STREAM

STREAM Self Tested Rewriting Evolutionary Adaptive Machine

The STREAM platform uses Self-refining Self-referential Coding Agents (SSCAs) which iteratively rewrite and empirically evaluate its own code. They target enhanced performance on a range of tasks (evaluated on coding benchmarks including SWE-bench and Polyglot) to instantiate a theoretical Gödel Machine[1] concept with applied evolution – using empirical experiments to evidence that a proposed new version enhances performance.

AI Refined derives from a research and development initiative at University College London centred on applications of STREAM in high security environments.

STREAM continuously evolves and improves its capabilities using Darwinian evolutionary paradigms of variation, selection and inheritance:

  • Variation: generates various mutations, or code modifications, to its own codebase.
  • Selection: evaluates the performance of these modified versions on coding benchmarks.
  • Inheritance: maintains an archive of all discovered agent variants, analogous to a biological gene pool, allowing future generations to branch from promising lineages and avoid getting stuck at local maxima.

STREAM’s self-referential self-improving coding agent iteratively tests its coding capabilities, writing and modifying its own code to become a better coding agent; each self-modification requires STREAM to edit and evaluate its own codebase.

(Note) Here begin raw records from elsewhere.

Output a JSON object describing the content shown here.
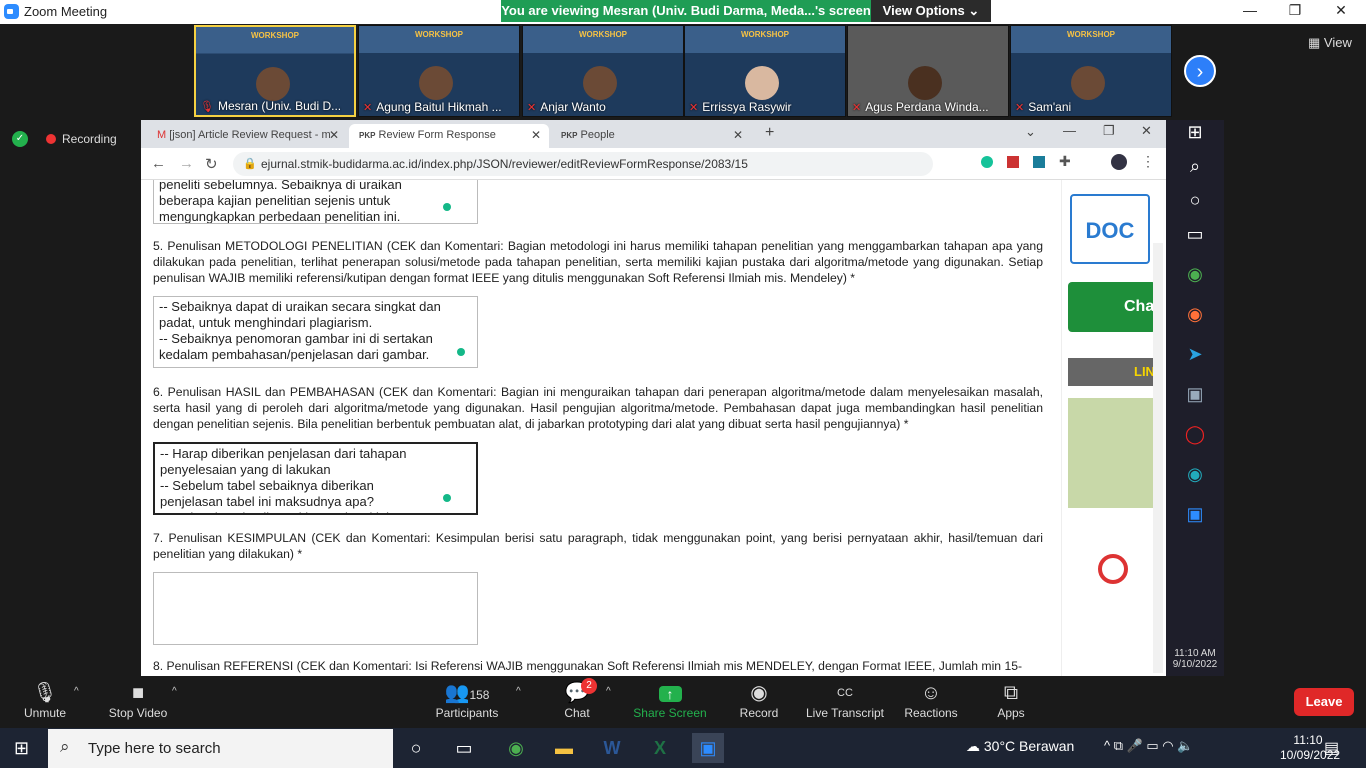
{
  "window_title": "Zoom Meeting",
  "banner": "You are viewing Mesran (Univ. Budi Darma, Meda...'s screen",
  "view_options": "View Options",
  "view_label": "View",
  "participants": [
    {
      "name": "Mesran (Univ. Budi D..."
    },
    {
      "name": "Agung Baitul Hikmah ..."
    },
    {
      "name": "Anjar Wanto"
    },
    {
      "name": "Errissya Rasywir"
    },
    {
      "name": "Agus Perdana Winda..."
    },
    {
      "name": "Sam'ani"
    }
  ],
  "workshop_text": "WORKSHOP",
  "recording": "Recording",
  "browser": {
    "tabs": [
      "[json] Article Review Request - m",
      "Review Form Response",
      "People"
    ],
    "url": "ejurnal.stmik-budidarma.ac.id/index.php/JSON/reviewer/editReviewFormResponse/2083/15"
  },
  "form": {
    "ta0": "peneliti sebelumnya.  Sebaiknya di uraikan\nbeberapa kajian penelitian sejenis untuk\nmengungkapkan perbedaan penelitian ini.",
    "q5": "5. Penulisan METODOLOGI PENELITIAN (CEK dan Komentari: Bagian metodologi ini harus memiliki tahapan penelitian yang menggambarkan tahapan apa yang dilakukan pada penelitian, terlihat penerapan solusi/metode pada tahapan penelitian, serta memiliki kajian pustaka dari algoritma/metode yang digunakan. Setiap penulisan WAJIB memiliki referensi/kutipan dengan format IEEE yang ditulis menggunakan Soft Referensi Ilmiah mis. Mendeley) *",
    "ta5": "-- Sebaiknya dapat di uraikan secara singkat dan\npadat, untuk menghindari plagiarism.\n-- Sebaiknya penomoran gambar ini di sertakan\nkedalam pembahasan/penjelasan dari gambar.",
    "q6": "6. Penulisan HASIL dan PEMBAHASAN (CEK dan Komentari: Bagian ini menguraikan tahapan dari penerapan algoritma/metode dalam menyelesaikan masalah, serta hasil yang di peroleh dari algoritma/metode yang digunakan. Hasil pengujian algoritma/metode. Pembahasan dapat juga membandingkan hasil penelitian dengan penelitian sejenis. Bila penelitian berbentuk pembuatan alat, di jabarkan prototyping dari alat yang dibuat serta hasil pengujiannya) *",
    "ta6": "-- Harap diberikan penjelasan dari tahapan\npenyelesaian yang di lakukan\n-- Sebelum tabel sebaiknya diberikan\npenjelasan tabel ini maksudnya apa?\n-- Maksudnya hasil rangking tertinggi ini apa?",
    "q7": "7. Penulisan KESIMPULAN (CEK dan Komentari: Kesimpulan berisi satu paragraph, tidak menggunakan point, yang berisi pernyataan akhir, hasil/temuan dari penelitian yang dilakukan) *",
    "ta7": "",
    "q8": "8. Penulisan REFERENSI (CEK dan Komentari: Isi Referensi WAJIB menggunakan Soft Referensi Ilmiah mis MENDELEY, dengan Format IEEE, Jumlah min 15-"
  },
  "side": {
    "doc": "DOC",
    "chat": "Cha",
    "lin": "LIN"
  },
  "win_clock": {
    "time": "11:10 AM",
    "date": "9/10/2022"
  },
  "toolbar": {
    "unmute": "Unmute",
    "stop_video": "Stop Video",
    "participants": "Participants",
    "participants_count": "158",
    "chat": "Chat",
    "chat_badge": "2",
    "share": "Share Screen",
    "record": "Record",
    "transcript": "Live Transcript",
    "reactions": "Reactions",
    "apps": "Apps",
    "leave": "Leave",
    "cc": "CC"
  },
  "taskbar": {
    "search_placeholder": "Type here to search",
    "weather": "30°C  Berawan",
    "time": "11:10",
    "date": "10/09/2022"
  }
}
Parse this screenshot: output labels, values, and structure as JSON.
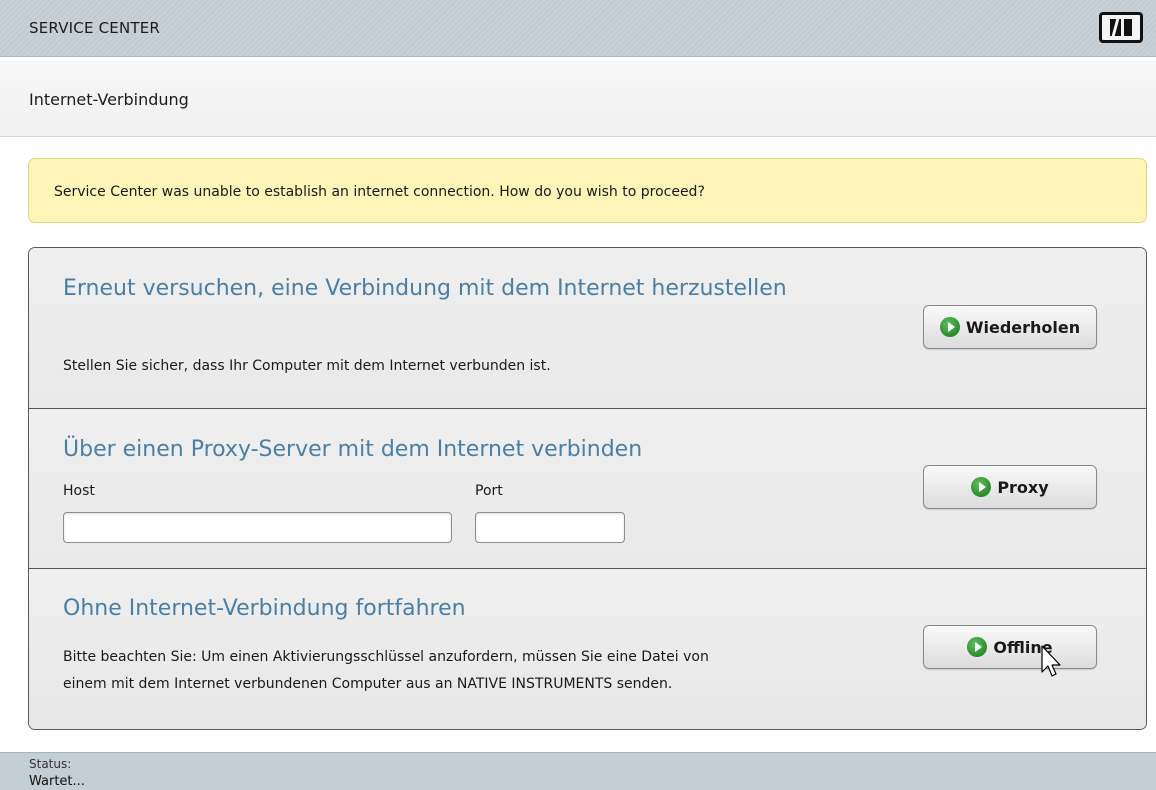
{
  "window": {
    "title": "SERVICE CENTER",
    "logo": "NI"
  },
  "page": {
    "title": "Internet-Verbindung"
  },
  "alert": {
    "message": "Service Center was unable to establish an internet connection. How do you wish to proceed?"
  },
  "sections": [
    {
      "title": "Erneut versuchen, eine Verbindung mit dem Internet herzustellen",
      "text": "Stellen Sie sicher, dass Ihr Computer mit dem Internet verbunden ist.",
      "button_label": "Wiederholen",
      "button_icon": "play-icon"
    },
    {
      "title": "Über einen Proxy-Server mit dem Internet verbinden",
      "host_label": "Host",
      "host_value": "",
      "port_label": "Port",
      "port_value": "",
      "button_label": "Proxy",
      "button_icon": "play-icon"
    },
    {
      "title": "Ohne Internet-Verbindung fortfahren",
      "text_line1": "Bitte beachten Sie: Um einen Aktivierungsschlüssel anzufordern, müssen Sie eine Datei von",
      "text_line2": "einem mit dem Internet verbundenen Computer aus an NATIVE INSTRUMENTS senden.",
      "button_label": "Offline",
      "button_icon": "play-icon"
    }
  ],
  "status": {
    "label": "Status:",
    "value": "Wartet..."
  },
  "colors": {
    "accent_title": "#4a7fa6",
    "alert_bg": "#fcf5b7",
    "status_bg": "#c3ced5"
  }
}
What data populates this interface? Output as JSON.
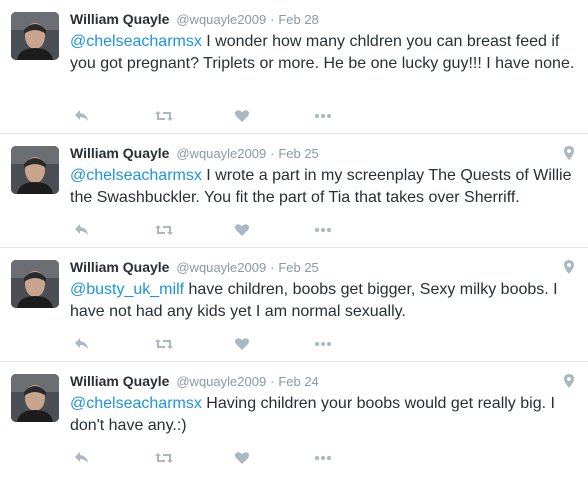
{
  "colors": {
    "link": "#1b95e0",
    "meta": "#8899a6",
    "text": "#292f33",
    "icon": "#aab8c2",
    "divider": "#e1e8ed"
  },
  "tweets": [
    {
      "fullname": "William Quayle",
      "username": "@wquayle2009",
      "separator": "·",
      "time": "Feb 28",
      "mention": "@chelseacharmsx",
      "body": " I wonder how many chldren you can breast feed if you got pregnant? Triplets or more.  He be one lucky guy!!! I have none.",
      "has_geo": false
    },
    {
      "fullname": "William Quayle",
      "username": "@wquayle2009",
      "separator": "·",
      "time": "Feb 25",
      "mention": "@chelseacharmsx",
      "body": " I wrote a part in my screenplay The Quests of Willie the Swashbuckler.  You fit the part of Tia that takes over Sherriff.",
      "has_geo": true
    },
    {
      "fullname": "William Quayle",
      "username": "@wquayle2009",
      "separator": "·",
      "time": "Feb 25",
      "mention": "@busty_uk_milf",
      "body": " have children,  boobs get bigger,  Sexy milky boobs.  I have not had any kids yet I am normal sexually.",
      "has_geo": true
    },
    {
      "fullname": "William Quayle",
      "username": "@wquayle2009",
      "separator": "·",
      "time": "Feb 24",
      "mention": "@chelseacharmsx",
      "body": " Having children your boobs would get really big.  I don't have any.:)",
      "has_geo": true
    }
  ],
  "action_icons": [
    "reply-icon",
    "retweet-icon",
    "like-icon",
    "more-icon"
  ]
}
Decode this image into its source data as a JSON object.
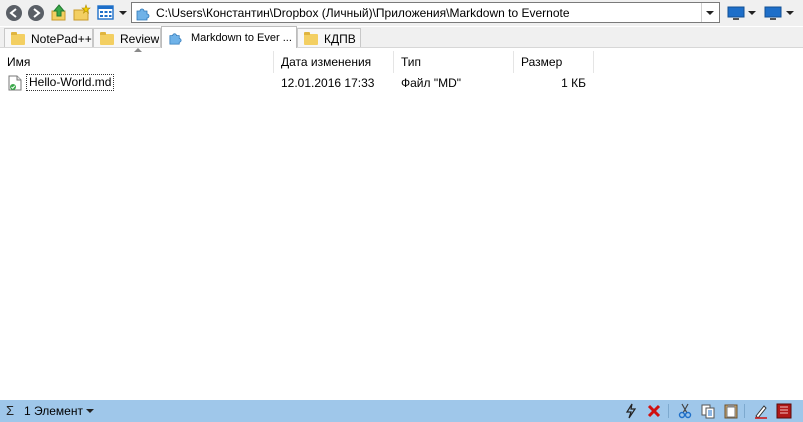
{
  "toolbar": {
    "buttons": [
      "back-icon",
      "forward-icon",
      "up-folder-icon",
      "new-folder-icon",
      "view-mode-icon"
    ],
    "address": {
      "path": "C:\\Users\\Константин\\Dropbox (Личный)\\Приложения\\Markdown to Evernote"
    },
    "right_buttons": [
      "monitor-icon",
      "monitor-icon"
    ]
  },
  "tabs": [
    {
      "label": "NotePad++",
      "icon": "folder-icon",
      "active": false
    },
    {
      "label": "Review",
      "icon": "folder-icon",
      "active": false
    },
    {
      "label": "Markdown to Ever ...",
      "icon": "puzzle-icon",
      "active": true
    },
    {
      "label": "КДПВ",
      "icon": "folder-icon",
      "active": false
    }
  ],
  "columns": {
    "name": "Имя",
    "modified": "Дата изменения",
    "type": "Тип",
    "size": "Размер"
  },
  "files": [
    {
      "name": "Hello-World.md",
      "modified": "12.01.2016 17:33",
      "type": "Файл \"MD\"",
      "size": "1 КБ",
      "icon": "markdown-file-icon"
    }
  ],
  "status": {
    "count_label": "1 Элемент",
    "icons": [
      "lightning-icon",
      "delete-icon",
      "cut-icon",
      "copy-icon",
      "paste-icon",
      "rename-icon",
      "properties-icon"
    ]
  },
  "colors": {
    "status_bar": "#9fc7ea",
    "toolbar": "#f0f0f0",
    "accent_blue": "#1e6fc9"
  }
}
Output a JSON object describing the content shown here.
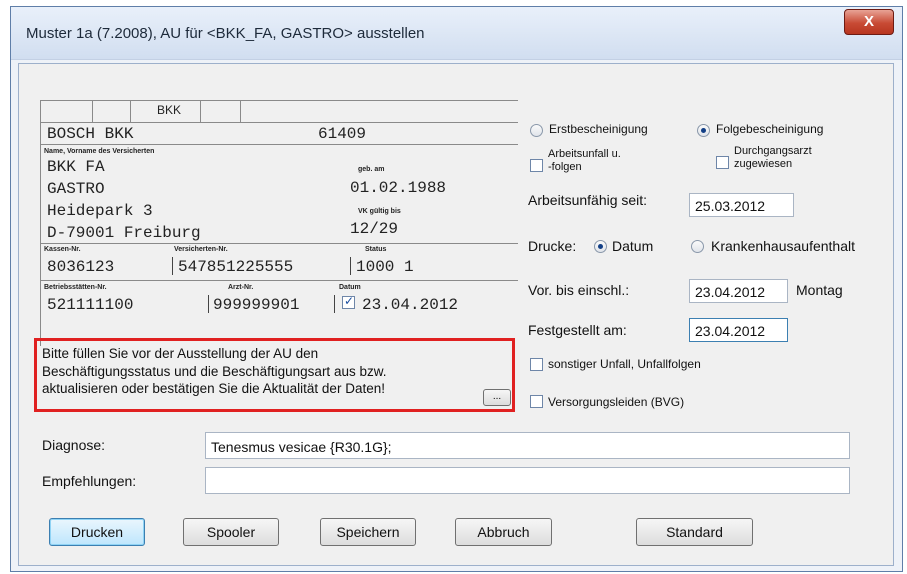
{
  "window": {
    "title": "Muster 1a (7.2008), AU für <BKK_FA, GASTRO> ausstellen",
    "close_label": "X"
  },
  "form": {
    "bkk_label": "BKK",
    "insurer_name": "BOSCH BKK",
    "insurer_number": "61409",
    "name_caption": "Name, Vorname des Versicherten",
    "geb_caption": "geb. am",
    "last_name": "BKK FA",
    "first_name": "GASTRO",
    "birth_date": "01.02.1988",
    "street": "Heidepark 3",
    "vk_caption": "VK gültig bis",
    "city": "D-79001 Freiburg",
    "vk_valid": "12/29",
    "kassen_caption": "Kassen-Nr.",
    "versicherten_caption": "Versicherten-Nr.",
    "status_caption": "Status",
    "kassen_nr": "8036123",
    "versicherten_nr": "547851225555",
    "status": "1000 1",
    "bs_caption": "Betriebsstätten-Nr.",
    "arzt_caption": "Arzt-Nr.",
    "datum_caption": "Datum",
    "bs_nr": "521111100",
    "arzt_nr": "999999901",
    "datum": "23.04.2012"
  },
  "warning": {
    "line1": "Bitte füllen Sie vor der Ausstellung der AU den",
    "line2": "Beschäftigungsstatus und die Beschäftigungsart aus bzw.",
    "line3": "aktualisieren oder bestätigen Sie die Aktualität der Daten!",
    "button": "..."
  },
  "right": {
    "erst": "Erstbescheinigung",
    "folge": "Folgebescheinigung",
    "arbeitsunfall_1": "Arbeitsunfall u.",
    "arbeitsunfall_2": "-folgen",
    "durchgang_1": "Durchgangsarzt",
    "durchgang_2": "zugewiesen",
    "au_seit_label": "Arbeitsunfähig seit:",
    "au_seit_value": "25.03.2012",
    "drucke_label": "Drucke:",
    "datum_option": "Datum",
    "kh_option": "Krankenhausaufenthalt",
    "vor_bis_label": "Vor. bis einschl.:",
    "vor_bis_value": "23.04.2012",
    "vor_bis_day": "Montag",
    "festgestellt_label": "Festgestellt am:",
    "festgestellt_value": "23.04.2012",
    "sonstiger": "sonstiger Unfall, Unfallfolgen",
    "versorgung": "Versorgungsleiden (BVG)"
  },
  "diagnose": {
    "label": "Diagnose:",
    "value": "Tenesmus vesicae {R30.1G};"
  },
  "empfehlungen": {
    "label": "Empfehlungen:",
    "value": ""
  },
  "buttons": {
    "drucken": "Drucken",
    "spooler": "Spooler",
    "speichern": "Speichern",
    "abbruch": "Abbruch",
    "standard": "Standard"
  }
}
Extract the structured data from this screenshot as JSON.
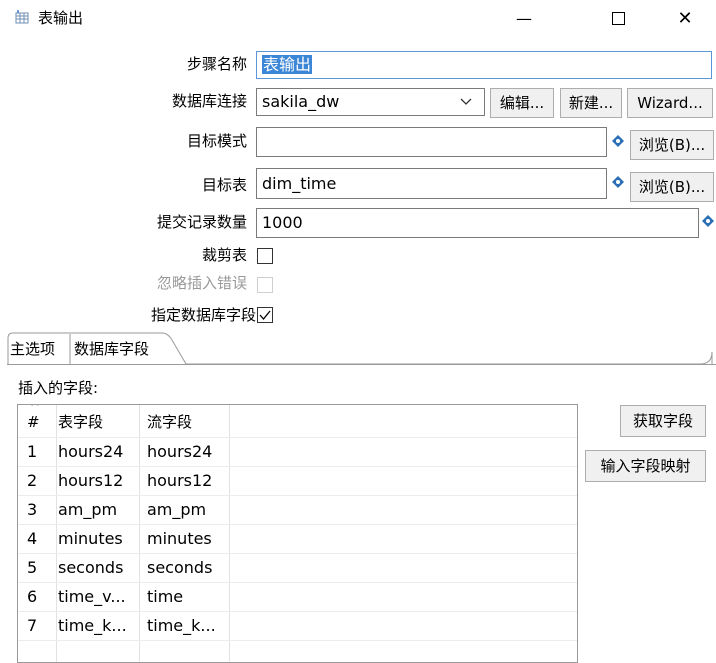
{
  "window": {
    "title": "表输出",
    "minimize_glyph": "—",
    "close_glyph": "✕"
  },
  "form": {
    "step_name_label": "步骤名称",
    "step_name_value": "表输出",
    "connection_label": "数据库连接",
    "connection_value": "sakila_dw",
    "edit_button": "编辑...",
    "new_button": "新建...",
    "wizard_button": "Wizard...",
    "schema_label": "目标模式",
    "schema_value": "",
    "browse_schema_button": "浏览(B)...",
    "table_label": "目标表",
    "table_value": "dim_time",
    "browse_table_button": "浏览(B)...",
    "commit_label": "提交记录数量",
    "commit_value": "1000",
    "truncate_label": "裁剪表",
    "truncate_checked": false,
    "ignore_errors_label": "忽略插入错误",
    "ignore_errors_checked": false,
    "specify_fields_label": "指定数据库字段",
    "specify_fields_checked": true
  },
  "tabs": [
    {
      "label": "主选项",
      "active": false
    },
    {
      "label": "数据库字段",
      "active": true
    }
  ],
  "fields_panel": {
    "title": "插入的字段:",
    "columns": [
      "#",
      "表字段",
      "流字段"
    ],
    "sort_glyph": "^",
    "rows": [
      {
        "num": "1",
        "table_field": "hours24",
        "stream_field": "hours24"
      },
      {
        "num": "2",
        "table_field": "hours12",
        "stream_field": "hours12"
      },
      {
        "num": "3",
        "table_field": "am_pm",
        "stream_field": "am_pm"
      },
      {
        "num": "4",
        "table_field": "minutes",
        "stream_field": "minutes"
      },
      {
        "num": "5",
        "table_field": "seconds",
        "stream_field": "seconds"
      },
      {
        "num": "6",
        "table_field": "time_v...",
        "stream_field": "time"
      },
      {
        "num": "7",
        "table_field": "time_k...",
        "stream_field": "time_k..."
      }
    ],
    "get_fields_button": "获取字段",
    "map_fields_button": "输入字段映射"
  }
}
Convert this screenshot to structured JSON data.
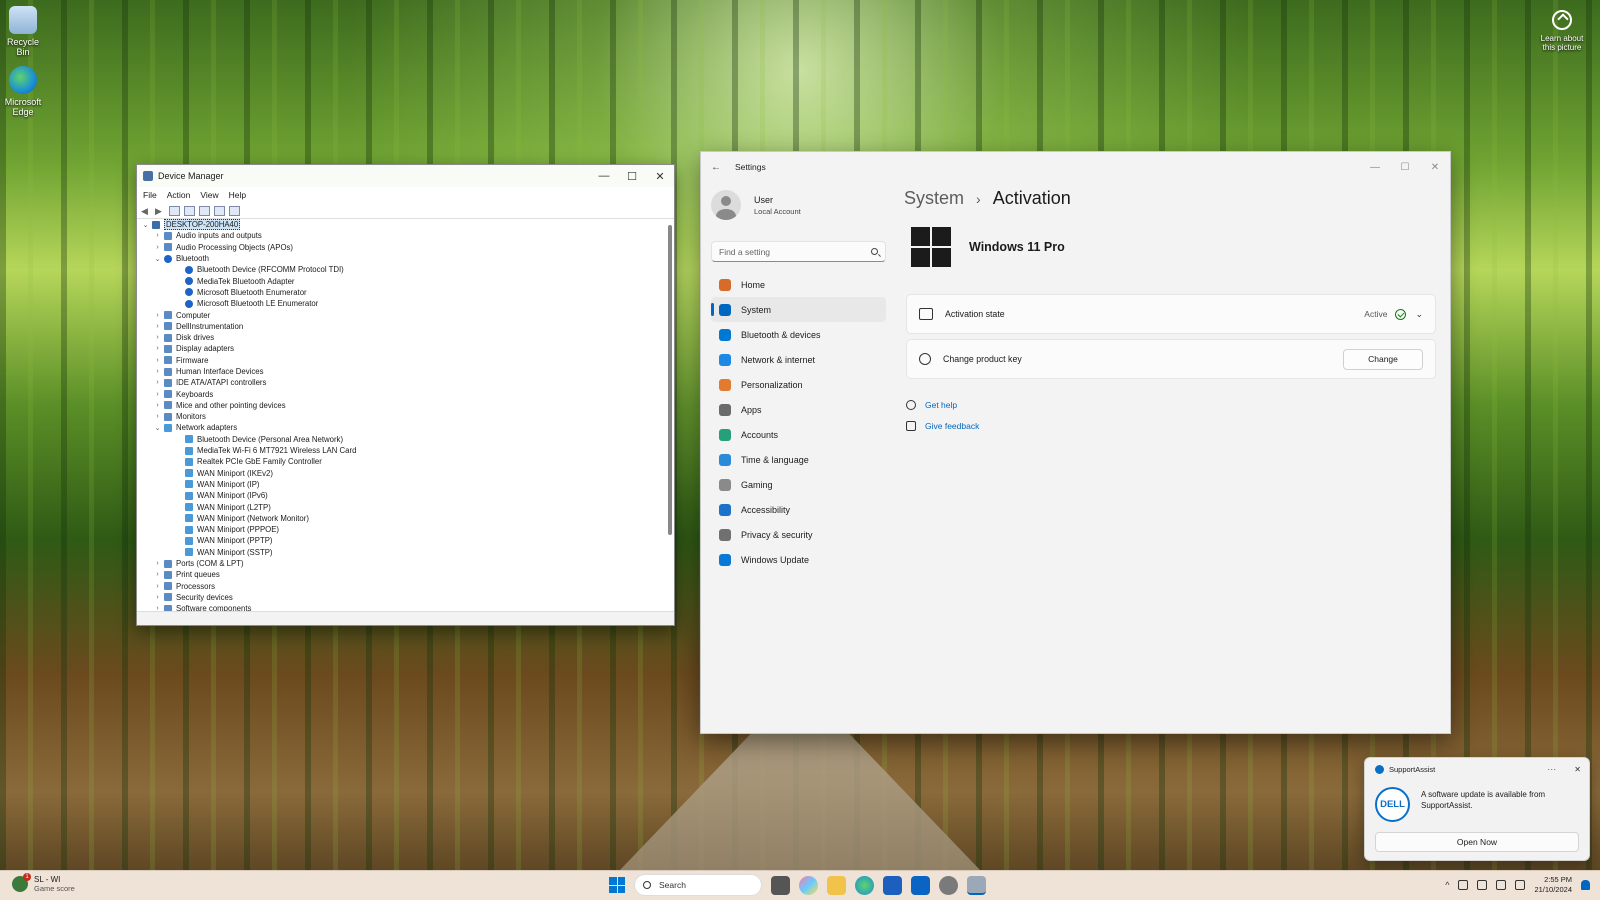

During a self-modification, selected coding agents generate modified versions of themselves. During an evaluation phase, each modified agent is tested on a coding benchmark, estimating the agent’s coding capabilities, and is then added to an archive. By improving its capabilities through this loop, STREAM becomes better at both solving coding tasks and making future self-improvements.

 

[1] Gödel machines are conceptual self-improving programs that search for ways to modify themselves if they can quantitatively prove that code changes will lead to better performance in achieving a designated utility function.